東北の経済活動産業構成の変化とその特徴として、地域GDPと建設投資の観点から戦後の地域経済政策の歴史、「産業クラスター計画」と「知的クラスター政策」の東北地方の事例について触れられました。また、2008年から震災を経ての東北地方の産業構造について分析され、その中で特に震災の翌年の2012年は建設に関する公共投資が宮城・岩手・福島で飛躍的に多いが、倒産件数は震災時よりはむしろ2008年のリーマンショックの年が格段に多かったことをグラフを元に説明されました。

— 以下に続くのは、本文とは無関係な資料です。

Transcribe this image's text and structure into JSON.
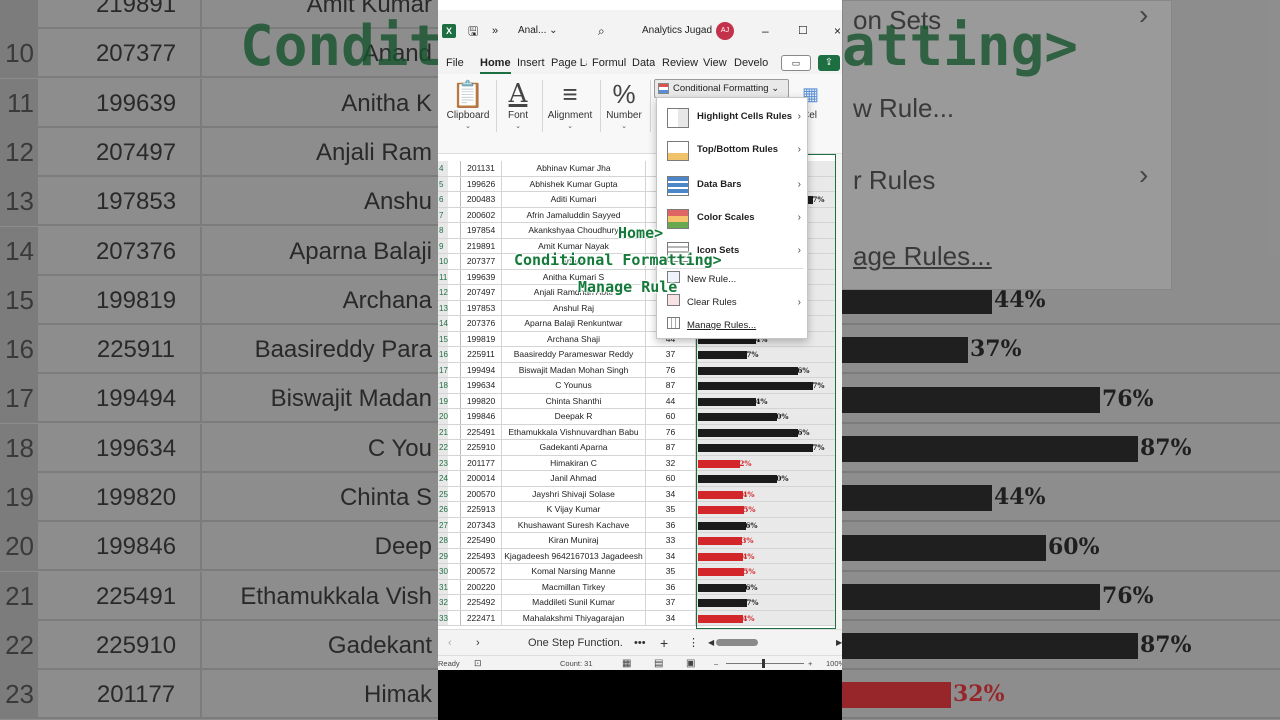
{
  "app": {
    "file_name": "Anal...",
    "workspace": "Analytics Jugad",
    "avatar_initials": "AJ",
    "accent_color": "#1d6f42"
  },
  "menu_tabs": [
    "File",
    "Home",
    "Insert",
    "Page La",
    "Formul",
    "Data",
    "Review",
    "View",
    "Develo"
  ],
  "ribbon": {
    "clipboard": "Clipboard",
    "font": "Font",
    "alignment": "Alignment",
    "number": "Number",
    "conditional_formatting": "Conditional Formatting",
    "cells_partial": "Cel"
  },
  "dropdown": {
    "highlight": "Highlight Cells Rules",
    "topbottom": "Top/Bottom Rules",
    "databars": "Data Bars",
    "colorscales": "Color Scales",
    "iconsets": "Icon Sets",
    "newrule": "New Rule...",
    "clearrules": "Clear Rules",
    "managerules": "Manage Rules..."
  },
  "overlay": {
    "line1": "Home>",
    "line2": "Conditional Formatting>",
    "line3": "Manage Rule"
  },
  "rows": [
    {
      "rn": "4",
      "id": "201131",
      "name": "Abhinav Kumar Jha",
      "score": "",
      "pct": null
    },
    {
      "rn": "5",
      "id": "199626",
      "name": "Abhishek Kumar Gupta",
      "score": "",
      "pct": null
    },
    {
      "rn": "6",
      "id": "200483",
      "name": "Aditi Kumari",
      "score": "",
      "pct": 87
    },
    {
      "rn": "7",
      "id": "200602",
      "name": "Afrin Jamaluddin Sayyed",
      "score": "",
      "pct": null
    },
    {
      "rn": "8",
      "id": "197854",
      "name": "Akankshyaa Choudhury",
      "score": "",
      "pct": null
    },
    {
      "rn": "9",
      "id": "219891",
      "name": "Amit Kumar Nayak",
      "score": "",
      "pct": null
    },
    {
      "rn": "10",
      "id": "207377",
      "name": "Anand",
      "score": "",
      "pct": null
    },
    {
      "rn": "11",
      "id": "199639",
      "name": "Anitha Kumari S",
      "score": "",
      "pct": null
    },
    {
      "rn": "12",
      "id": "207497",
      "name": "Anjali Ramdhan Aote",
      "score": "",
      "pct": null
    },
    {
      "rn": "13",
      "id": "197853",
      "name": "Anshul Raj",
      "score": "",
      "pct": null
    },
    {
      "rn": "14",
      "id": "207376",
      "name": "Aparna Balaji Renkuntwar",
      "score": "",
      "pct": null
    },
    {
      "rn": "15",
      "id": "199819",
      "name": "Archana Shaji",
      "score": "44",
      "pct": 44
    },
    {
      "rn": "16",
      "id": "225911",
      "name": "Baasireddy Parameswar Reddy",
      "score": "37",
      "pct": 37
    },
    {
      "rn": "17",
      "id": "199494",
      "name": "Biswajit Madan Mohan Singh",
      "score": "76",
      "pct": 76
    },
    {
      "rn": "18",
      "id": "199634",
      "name": "C Younus",
      "score": "87",
      "pct": 87
    },
    {
      "rn": "19",
      "id": "199820",
      "name": "Chinta Shanthi",
      "score": "44",
      "pct": 44
    },
    {
      "rn": "20",
      "id": "199846",
      "name": "Deepak R",
      "score": "60",
      "pct": 60
    },
    {
      "rn": "21",
      "id": "225491",
      "name": "Ethamukkala Vishnuvardhan Babu",
      "score": "76",
      "pct": 76
    },
    {
      "rn": "22",
      "id": "225910",
      "name": "Gadekanti Aparna",
      "score": "87",
      "pct": 87
    },
    {
      "rn": "23",
      "id": "201177",
      "name": "Himakiran C",
      "score": "32",
      "pct": 32
    },
    {
      "rn": "24",
      "id": "200014",
      "name": "Janil Ahmad",
      "score": "60",
      "pct": 60
    },
    {
      "rn": "25",
      "id": "200570",
      "name": "Jayshri Shivaji Solase",
      "score": "34",
      "pct": 34
    },
    {
      "rn": "26",
      "id": "225913",
      "name": "K Vijay Kumar",
      "score": "35",
      "pct": 35
    },
    {
      "rn": "27",
      "id": "207343",
      "name": "Khushawant Suresh Kachave",
      "score": "36",
      "pct": 36
    },
    {
      "rn": "28",
      "id": "225490",
      "name": "Kiran Muniraj",
      "score": "33",
      "pct": 33
    },
    {
      "rn": "29",
      "id": "225493",
      "name": "Kjagadeesh 9642167013 Jagadeesh",
      "score": "34",
      "pct": 34
    },
    {
      "rn": "30",
      "id": "200572",
      "name": "Komal Narsing Manne",
      "score": "35",
      "pct": 35
    },
    {
      "rn": "31",
      "id": "200220",
      "name": "Macmillan Tirkey",
      "score": "36",
      "pct": 36
    },
    {
      "rn": "32",
      "id": "225492",
      "name": "Maddileti Sunil Kumar",
      "score": "37",
      "pct": 37
    },
    {
      "rn": "33",
      "id": "222471",
      "name": "Mahalakshmi Thiyagarajan",
      "score": "34",
      "pct": 34
    }
  ],
  "sheet_tab": "One Step Function.",
  "status": {
    "ready": "Ready",
    "count": "Count: 31",
    "zoom": "100%"
  },
  "red_threshold": 35,
  "bar_colors": {
    "high": "#1b1b1b",
    "low": "#d3262b"
  },
  "bg_left_rows": [
    {
      "rn": "",
      "id": "219891",
      "name": "Amit Kumar"
    },
    {
      "rn": "10",
      "id": "207377",
      "name": "Anand"
    },
    {
      "rn": "11",
      "id": "199639",
      "name": "Anitha K"
    },
    {
      "rn": "12",
      "id": "207497",
      "name": "Anjali Ram"
    },
    {
      "rn": "13",
      "id": "197853",
      "name": "Anshu"
    },
    {
      "rn": "14",
      "id": "207376",
      "name": "Aparna Balaji"
    },
    {
      "rn": "15",
      "id": "199819",
      "name": "Archana"
    },
    {
      "rn": "16",
      "id": "225911",
      "name": "Baasireddy Para"
    },
    {
      "rn": "17",
      "id": "199494",
      "name": "Biswajit Madan"
    },
    {
      "rn": "18",
      "id": "199634",
      "name": "C You"
    },
    {
      "rn": "19",
      "id": "199820",
      "name": "Chinta S"
    },
    {
      "rn": "20",
      "id": "199846",
      "name": "Deep"
    },
    {
      "rn": "21",
      "id": "225491",
      "name": "Ethamukkala Vish"
    },
    {
      "rn": "22",
      "id": "225910",
      "name": "Gadekant"
    },
    {
      "rn": "23",
      "id": "201177",
      "name": "Himak"
    }
  ],
  "bg_left_title": "Conditi",
  "bg_right_title": "atting>",
  "bg_right_menu": {
    "icon_sets": "on Sets",
    "new_rule": "w Rule...",
    "clear_rules": "r Rules",
    "manage_rules": "age Rules..."
  },
  "bg_right_pcts": [
    {
      "pct": 44,
      "label": "44%"
    },
    {
      "pct": 37,
      "label": "37%"
    },
    {
      "pct": 76,
      "label": "76%"
    },
    {
      "pct": 87,
      "label": "87%"
    },
    {
      "pct": 44,
      "label": "44%"
    },
    {
      "pct": 60,
      "label": "60%"
    },
    {
      "pct": 76,
      "label": "76%"
    },
    {
      "pct": 87,
      "label": "87%"
    },
    {
      "pct": 32,
      "label": "32%"
    }
  ]
}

後半はエネルギーの面からみた震災前と震災後の在り方、特に再生可能エネルギーについて紹介されております。自治体の再生可能エネルギー導入については茨城県の太陽光エネルギーが全国トップですが、環境経済学の観点からは「森を切って太陽光発電を作ったから地球温暖化に貢献しているだろう」というのは本当にそうなのか?という疑問はぬぐえないと述べられました。福島県と北海道に関しては太陽光以外に風力も取り入れられており、1つのエネルギー源に頼らずバランスよく考えていくのが今後の目指すべき再生可能エネルギーの在り方と提案されました。国・地方を問わず「エネルギー自給率の向上」が課題1つであり、それが持続可能な地域内経済の次に向かっていく道ではないのかという結論でした。
産業構造とエネルギーについてお話されましたが「“知ってもらう”ということが重要で“知らないとだまされる”そして理解するというのはその次。ぜひ経済学も知って理解して欲しい」という言葉を受講生に送られておりました。